Rep. Ilhan Omar has repeated an idea of defunding the U.S. Department of Defense.
Omar retweeted a call to defund the DOD on Tuesday, after it was originally tweeted by Missouri congressional candidate Cori Bush.
“If you’re having a bad day, just think of all the social services we’re going to fund after we defund the Pentagon,” Bush tweeted on Tuesday.
In July, Omar had released a statement criticizing the House of Representatives’ vote on the National Defense Authorization Act.

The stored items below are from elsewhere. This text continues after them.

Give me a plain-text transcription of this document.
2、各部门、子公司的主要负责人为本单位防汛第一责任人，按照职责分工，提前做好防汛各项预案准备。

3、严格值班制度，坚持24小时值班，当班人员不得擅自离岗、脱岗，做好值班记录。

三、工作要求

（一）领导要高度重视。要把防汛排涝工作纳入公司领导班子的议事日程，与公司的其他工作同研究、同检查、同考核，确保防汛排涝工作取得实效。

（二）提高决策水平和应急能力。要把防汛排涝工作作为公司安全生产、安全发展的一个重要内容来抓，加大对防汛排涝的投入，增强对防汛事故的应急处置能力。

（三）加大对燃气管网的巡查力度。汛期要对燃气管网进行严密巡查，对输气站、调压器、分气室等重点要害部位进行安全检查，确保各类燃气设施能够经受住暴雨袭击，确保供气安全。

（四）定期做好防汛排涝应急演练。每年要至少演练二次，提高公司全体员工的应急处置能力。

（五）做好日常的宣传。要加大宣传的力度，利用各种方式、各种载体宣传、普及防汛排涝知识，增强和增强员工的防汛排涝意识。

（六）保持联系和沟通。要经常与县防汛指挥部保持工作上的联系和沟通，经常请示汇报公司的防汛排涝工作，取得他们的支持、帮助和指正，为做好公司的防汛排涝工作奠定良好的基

“Now is not the time to spend another $740 billion on a defense budget while thousands of Minnesotans are unable to make ends meet. Congress must focus on the urgent needs of the American people such as prioritizing healthcare, food access, and housing instead of diverting tax dollars to fund wasteful Pentagon spending,” Omar said.
Omar’s statement included only a broad criticism of DOD spending, and did not indicate whether the congresswoman opposes the entire budget or part of it.
“I refuse to tell Minnesotans that I greenlit billions of dollars in Pentagon waste while they are suffering,” Omar added.
In 2019, Omar claimed that 57 percent of U.S. spending is on defense. Her claim was fact-checked by Politifact, who pointed out that defense spending comprises just 15 percent of the U.S. budget. Even among discretionary spending, less than 50 percent goes to defense spending.
The call to defund the DOD comes as progressives have made similar calls to defund police departments and reallocate funding into social services and other police alternatives.
Omar herself has called for the dismantlement of the Minneapolis Police Department — her own district’s law enforcement — after the killing of black man George Floyd in the custody of the city’s police officers.
“You can’t really reform a department that is rotten to the root. What you can do is rebuild,” Omar said on CNN’s “State of the Union” in June.
“You can’t really reform a department that is rotten to the root. What you can do is rebuild,” Rep. Ilhan Omar explains her calls to defund the police departments. “No one is saying crimes will not be investigated.” #CNNSOTU pic.twitter.com/t3q10iJv3C
— State of the Union (@CNNSotu) June 14, 2020
“And so this is our opportunity, you know, as a city to come together and have the conversation of what public safety looks like, who enforces the most dangerous crimes that take place in our community,” she added. “And just like San Francisco did, right now, they’re moving toward a process where there is a separation of the kind of crimes that solicit the help of, you know, officers and the kind of crimes that we should have someone else respond to.”